Africa News of Wednesday, 21 October 2020

Source: monitor.co.ug

Locals decry sharing water with animals

Locals draw water from an unprotected spring well in Adagayela Village Locals draw water from an unprotected spring well in Adagayela Village

Residents of Aboke Sub-county in Kole District have said they are at risk of contracting water-borne diseases as a result of drinking contaminated water.

People living in the villages of Adagayela, Aromo nyongo, Acunglyec A and B, Te-oboke and Acoo in Akwirididi Parish share a water source with animals.

Ms Winnie Otim of Acunglyec ‘A’ Village said they stopped going to their borehole because it dispenses brown water.

“Drinking contaminated water is what will kill us, not even coronavirus,” Ms Otim said during a ‘Community Voice’ dialogue organised by the Apac Anti-corruption Coalition (TAACC), a non-governmental organisation, at Acoo Trading Centre last Friday.

She said each household in their community pays Shs2,000 monthly to the water source committee.
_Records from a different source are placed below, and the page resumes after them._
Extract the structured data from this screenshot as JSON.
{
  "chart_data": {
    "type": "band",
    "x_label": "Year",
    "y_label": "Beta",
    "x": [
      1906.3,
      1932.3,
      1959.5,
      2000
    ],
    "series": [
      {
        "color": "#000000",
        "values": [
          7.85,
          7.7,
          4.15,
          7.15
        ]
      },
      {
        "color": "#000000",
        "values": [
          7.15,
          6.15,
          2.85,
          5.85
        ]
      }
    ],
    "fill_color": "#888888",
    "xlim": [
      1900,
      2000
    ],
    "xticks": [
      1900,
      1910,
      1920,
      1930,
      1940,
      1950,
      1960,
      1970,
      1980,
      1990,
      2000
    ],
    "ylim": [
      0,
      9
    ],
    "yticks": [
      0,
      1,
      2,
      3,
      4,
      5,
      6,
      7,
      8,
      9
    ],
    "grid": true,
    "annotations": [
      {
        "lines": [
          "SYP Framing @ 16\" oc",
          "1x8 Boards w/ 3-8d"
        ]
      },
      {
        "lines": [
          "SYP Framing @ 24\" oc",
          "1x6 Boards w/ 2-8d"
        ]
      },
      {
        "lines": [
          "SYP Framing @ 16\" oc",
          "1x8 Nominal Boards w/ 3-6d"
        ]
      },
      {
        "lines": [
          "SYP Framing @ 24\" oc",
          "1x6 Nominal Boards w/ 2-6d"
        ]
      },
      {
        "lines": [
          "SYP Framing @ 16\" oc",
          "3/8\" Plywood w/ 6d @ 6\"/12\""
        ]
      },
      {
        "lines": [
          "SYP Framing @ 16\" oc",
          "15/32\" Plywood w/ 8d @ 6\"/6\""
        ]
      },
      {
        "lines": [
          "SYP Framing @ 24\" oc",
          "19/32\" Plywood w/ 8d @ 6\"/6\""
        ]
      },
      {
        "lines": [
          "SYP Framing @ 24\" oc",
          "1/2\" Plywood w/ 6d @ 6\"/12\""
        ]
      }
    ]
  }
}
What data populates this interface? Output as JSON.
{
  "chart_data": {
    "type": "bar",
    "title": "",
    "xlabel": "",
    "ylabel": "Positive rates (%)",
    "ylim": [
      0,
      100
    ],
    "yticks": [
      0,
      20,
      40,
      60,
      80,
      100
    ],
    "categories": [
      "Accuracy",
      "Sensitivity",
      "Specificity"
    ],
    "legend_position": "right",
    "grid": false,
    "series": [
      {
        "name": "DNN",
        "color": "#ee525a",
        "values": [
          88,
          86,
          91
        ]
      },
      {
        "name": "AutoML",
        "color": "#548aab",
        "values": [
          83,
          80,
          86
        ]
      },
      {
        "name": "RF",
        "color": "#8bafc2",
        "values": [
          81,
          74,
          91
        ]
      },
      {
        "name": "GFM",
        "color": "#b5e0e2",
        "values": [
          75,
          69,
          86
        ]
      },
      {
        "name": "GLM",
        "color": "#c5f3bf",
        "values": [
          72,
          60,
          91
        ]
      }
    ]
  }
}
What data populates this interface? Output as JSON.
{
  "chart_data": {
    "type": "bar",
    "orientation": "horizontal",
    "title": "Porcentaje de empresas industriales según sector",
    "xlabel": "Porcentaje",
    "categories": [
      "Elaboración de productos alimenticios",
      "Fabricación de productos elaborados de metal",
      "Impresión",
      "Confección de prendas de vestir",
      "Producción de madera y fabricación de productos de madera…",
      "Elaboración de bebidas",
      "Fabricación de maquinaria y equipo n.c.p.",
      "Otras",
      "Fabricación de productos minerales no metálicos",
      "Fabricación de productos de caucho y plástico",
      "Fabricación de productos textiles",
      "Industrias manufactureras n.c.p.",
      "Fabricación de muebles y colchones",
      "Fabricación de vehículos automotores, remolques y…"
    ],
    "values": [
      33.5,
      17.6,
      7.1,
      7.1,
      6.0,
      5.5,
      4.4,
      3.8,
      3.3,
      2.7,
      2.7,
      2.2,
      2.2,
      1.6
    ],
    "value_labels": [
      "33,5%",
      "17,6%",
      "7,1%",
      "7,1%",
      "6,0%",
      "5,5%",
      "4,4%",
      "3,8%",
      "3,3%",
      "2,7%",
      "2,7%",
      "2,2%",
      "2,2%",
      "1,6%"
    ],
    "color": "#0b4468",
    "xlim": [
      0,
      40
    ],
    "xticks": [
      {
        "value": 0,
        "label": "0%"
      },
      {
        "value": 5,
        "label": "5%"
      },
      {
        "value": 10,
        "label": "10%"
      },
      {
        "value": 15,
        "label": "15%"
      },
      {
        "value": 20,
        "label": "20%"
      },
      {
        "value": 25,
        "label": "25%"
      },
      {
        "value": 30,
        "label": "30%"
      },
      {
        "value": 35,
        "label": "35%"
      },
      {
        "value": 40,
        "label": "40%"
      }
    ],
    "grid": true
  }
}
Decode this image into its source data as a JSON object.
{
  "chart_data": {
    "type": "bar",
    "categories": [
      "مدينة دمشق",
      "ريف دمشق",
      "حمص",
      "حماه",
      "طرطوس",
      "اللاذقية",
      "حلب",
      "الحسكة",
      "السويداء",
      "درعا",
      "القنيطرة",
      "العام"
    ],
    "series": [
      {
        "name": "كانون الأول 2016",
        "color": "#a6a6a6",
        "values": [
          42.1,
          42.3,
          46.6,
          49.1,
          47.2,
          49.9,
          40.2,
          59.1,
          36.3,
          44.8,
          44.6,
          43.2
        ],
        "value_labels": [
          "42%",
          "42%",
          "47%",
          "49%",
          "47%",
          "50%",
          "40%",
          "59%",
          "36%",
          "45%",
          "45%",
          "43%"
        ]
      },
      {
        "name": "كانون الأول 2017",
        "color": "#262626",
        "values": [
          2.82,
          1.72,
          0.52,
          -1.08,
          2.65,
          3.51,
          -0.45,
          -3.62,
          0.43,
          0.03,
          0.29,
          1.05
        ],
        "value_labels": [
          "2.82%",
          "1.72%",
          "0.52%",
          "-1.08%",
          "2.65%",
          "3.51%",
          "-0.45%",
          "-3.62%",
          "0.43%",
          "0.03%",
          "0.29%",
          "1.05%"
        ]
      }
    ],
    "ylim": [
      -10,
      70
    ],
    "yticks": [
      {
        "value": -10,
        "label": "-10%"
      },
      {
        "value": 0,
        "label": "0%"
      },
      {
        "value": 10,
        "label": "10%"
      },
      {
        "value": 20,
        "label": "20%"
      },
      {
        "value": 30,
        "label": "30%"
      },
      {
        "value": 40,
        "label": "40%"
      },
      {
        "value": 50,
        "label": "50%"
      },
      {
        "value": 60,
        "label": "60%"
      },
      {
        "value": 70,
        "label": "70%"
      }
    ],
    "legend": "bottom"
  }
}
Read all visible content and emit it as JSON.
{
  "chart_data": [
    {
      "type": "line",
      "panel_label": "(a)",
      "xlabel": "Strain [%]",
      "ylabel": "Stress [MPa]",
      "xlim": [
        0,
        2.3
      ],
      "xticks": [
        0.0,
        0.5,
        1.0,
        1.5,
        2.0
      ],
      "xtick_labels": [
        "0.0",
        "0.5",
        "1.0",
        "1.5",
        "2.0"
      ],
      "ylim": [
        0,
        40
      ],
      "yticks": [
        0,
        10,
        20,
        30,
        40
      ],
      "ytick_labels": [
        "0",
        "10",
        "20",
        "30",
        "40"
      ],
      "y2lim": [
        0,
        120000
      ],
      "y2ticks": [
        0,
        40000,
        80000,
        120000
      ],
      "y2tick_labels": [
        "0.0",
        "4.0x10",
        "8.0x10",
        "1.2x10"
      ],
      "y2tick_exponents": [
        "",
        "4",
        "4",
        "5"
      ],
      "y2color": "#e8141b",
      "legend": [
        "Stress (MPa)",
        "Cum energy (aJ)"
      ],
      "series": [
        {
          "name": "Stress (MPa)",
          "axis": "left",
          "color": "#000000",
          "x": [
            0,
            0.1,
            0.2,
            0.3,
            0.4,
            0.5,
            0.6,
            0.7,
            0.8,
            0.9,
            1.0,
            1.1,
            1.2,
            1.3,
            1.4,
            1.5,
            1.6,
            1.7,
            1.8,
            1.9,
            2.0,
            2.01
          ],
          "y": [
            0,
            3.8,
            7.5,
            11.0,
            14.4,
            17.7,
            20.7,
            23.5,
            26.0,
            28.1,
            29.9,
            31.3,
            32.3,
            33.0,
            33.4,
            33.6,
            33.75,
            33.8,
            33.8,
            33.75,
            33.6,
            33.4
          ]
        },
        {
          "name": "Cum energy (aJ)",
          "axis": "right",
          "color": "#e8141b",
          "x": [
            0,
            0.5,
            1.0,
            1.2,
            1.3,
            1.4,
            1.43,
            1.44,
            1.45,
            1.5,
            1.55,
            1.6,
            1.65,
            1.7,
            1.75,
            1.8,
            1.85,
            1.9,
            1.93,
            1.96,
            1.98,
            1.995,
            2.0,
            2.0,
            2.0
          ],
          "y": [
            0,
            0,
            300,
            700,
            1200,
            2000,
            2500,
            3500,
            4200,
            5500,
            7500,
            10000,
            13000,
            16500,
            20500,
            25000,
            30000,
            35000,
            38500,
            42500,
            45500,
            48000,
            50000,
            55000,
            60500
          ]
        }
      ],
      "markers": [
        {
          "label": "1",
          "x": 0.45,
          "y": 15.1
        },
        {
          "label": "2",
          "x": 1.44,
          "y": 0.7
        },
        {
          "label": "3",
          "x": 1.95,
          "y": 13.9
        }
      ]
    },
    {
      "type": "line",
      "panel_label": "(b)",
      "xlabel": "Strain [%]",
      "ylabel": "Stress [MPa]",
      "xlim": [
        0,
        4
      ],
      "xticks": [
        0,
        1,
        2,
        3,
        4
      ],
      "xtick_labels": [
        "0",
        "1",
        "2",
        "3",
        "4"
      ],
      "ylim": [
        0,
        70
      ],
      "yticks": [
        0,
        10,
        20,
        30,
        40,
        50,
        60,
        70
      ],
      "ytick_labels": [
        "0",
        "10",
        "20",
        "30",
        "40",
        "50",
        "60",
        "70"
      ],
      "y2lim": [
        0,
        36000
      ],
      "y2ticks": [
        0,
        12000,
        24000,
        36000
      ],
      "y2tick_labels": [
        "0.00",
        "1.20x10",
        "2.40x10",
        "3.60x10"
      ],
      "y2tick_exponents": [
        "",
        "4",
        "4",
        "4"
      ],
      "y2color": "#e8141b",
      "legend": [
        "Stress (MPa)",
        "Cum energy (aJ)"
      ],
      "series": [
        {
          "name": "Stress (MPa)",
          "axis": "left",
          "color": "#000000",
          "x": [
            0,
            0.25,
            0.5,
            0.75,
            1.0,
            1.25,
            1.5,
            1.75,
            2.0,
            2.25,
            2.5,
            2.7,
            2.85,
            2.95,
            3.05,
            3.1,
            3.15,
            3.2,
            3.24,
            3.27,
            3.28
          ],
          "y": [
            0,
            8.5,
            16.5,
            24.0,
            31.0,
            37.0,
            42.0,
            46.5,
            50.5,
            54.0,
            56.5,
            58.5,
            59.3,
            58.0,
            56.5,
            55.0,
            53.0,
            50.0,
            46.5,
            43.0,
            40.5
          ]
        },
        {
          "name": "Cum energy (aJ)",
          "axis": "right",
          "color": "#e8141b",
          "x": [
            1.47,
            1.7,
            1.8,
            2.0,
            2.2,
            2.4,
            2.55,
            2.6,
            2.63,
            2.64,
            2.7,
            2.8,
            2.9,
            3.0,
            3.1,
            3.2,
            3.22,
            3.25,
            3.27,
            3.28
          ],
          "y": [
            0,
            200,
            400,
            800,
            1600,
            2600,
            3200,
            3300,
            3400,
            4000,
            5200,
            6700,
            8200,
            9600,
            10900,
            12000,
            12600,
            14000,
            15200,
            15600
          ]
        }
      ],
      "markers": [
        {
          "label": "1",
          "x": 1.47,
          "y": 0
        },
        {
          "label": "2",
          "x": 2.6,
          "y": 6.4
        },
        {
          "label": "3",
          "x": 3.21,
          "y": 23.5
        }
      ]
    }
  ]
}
The money is remitted to the sub-county water board for repairing broken boreholes, but it is now more than four months without their borehole being repaired.

“Why should they keep on collecting money from us yet they have refused to replace rusted pipes from our borehole?” Ms Otim asked.

The Acungulyec B Village chairperson, Mr David Omara, said there are about 800 households from the three villages of Acungulyec A and B, and Te-oboke, which share a non-functional borehole.

“We collect money from each household in our village, which we remit to the water board as an emergency fund for repairing our borehole. But since March when our borehole started producing brown water, we have been raising our complaints to the sub-county water board but nothing has been done,” Mr Omara said.

Mr Moses Awany, a resident of Aromo-nyongo Village, said their only source of water is a contaminated spring well, which they share with domestic animals. Children also play and bathe in the same water.

“We are at the risk of getting cholera because during the rainy season, running water from the upstream washes faeces from the bushes into the water source,” Mr Awany said.